For years, I was involved in the campaign to get financial education on the English national curriculum. We succeeded in 2014 and celebrated, thinking ‘job done’.
We were wrong. The Government put no resources in, and teachers weren’t taught how to teach it.
So last year, I thought enough was enough – and, working with the Young Money charity, we launched the first curriculum matched textbook, Your Money Matters.
In November we sent 340,000 free copies (plus teachers’ guides) to all English state schools.
WRESTLE
The textbook is aimed at students aged 15 to 16, and covers savings, budgeting, borrowing, student loans, identity theft and more.
It’s also available as a free PDF download from young-money. org.uk, so why not make it a New Year resolution to go through it with your kids (some adults tell me it’s also taught them a thing or two)?

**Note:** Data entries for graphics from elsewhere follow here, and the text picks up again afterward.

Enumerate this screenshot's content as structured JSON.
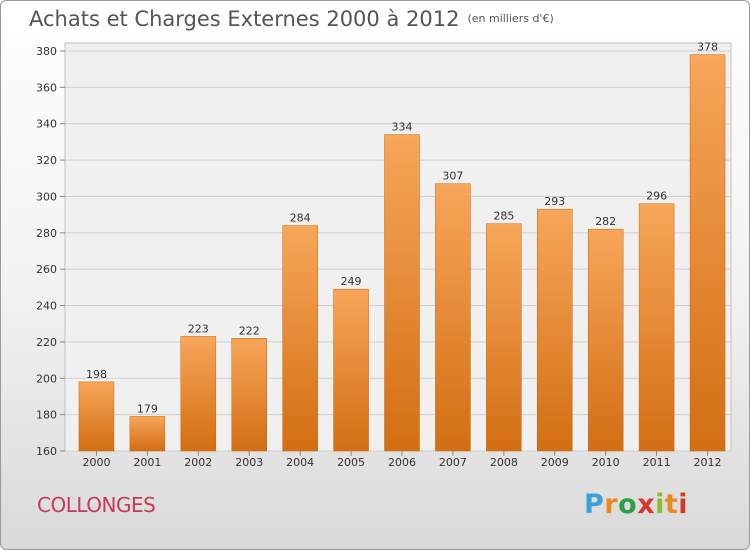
{
  "title": "Achats et Charges Externes 2000 à 2012",
  "subtitle": "(en milliers d'€)",
  "commune": "COLLONGES",
  "logo": {
    "letters": [
      "P",
      "r",
      "o",
      "x",
      "i",
      "t",
      "i"
    ]
  },
  "chart_data": {
    "type": "bar",
    "title": "Achats et Charges Externes 2000 à 2012",
    "subtitle": "(en milliers d'€)",
    "categories": [
      "2000",
      "2001",
      "2002",
      "2003",
      "2004",
      "2005",
      "2006",
      "2007",
      "2008",
      "2009",
      "2010",
      "2011",
      "2012"
    ],
    "values": [
      198,
      179,
      223,
      222,
      284,
      249,
      334,
      307,
      285,
      293,
      282,
      296,
      378
    ],
    "ylim": [
      160,
      380
    ],
    "yticks": [
      160,
      180,
      200,
      220,
      240,
      260,
      280,
      300,
      320,
      340,
      360,
      380
    ],
    "grid": true,
    "bar_color": "#f0913a",
    "xlabel": "",
    "ylabel": ""
  }
}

I do still wrestle with whether it was right that a private individual should have had to fund this – yet there was no alternative, so I decided to let pragmatics outweigh my principles.
However launching the textbook isn’t enough. We need schools to teach it.
The growth of academies means less than half now follow the national curriculum.
So, parents, and grandparents, if you want your children to be tooled up to face the financial realities of life, why not have a polite word with teachers or the headmaster to find out what they’re doing with the textbook?
And urge them to give it the classroom time it needs.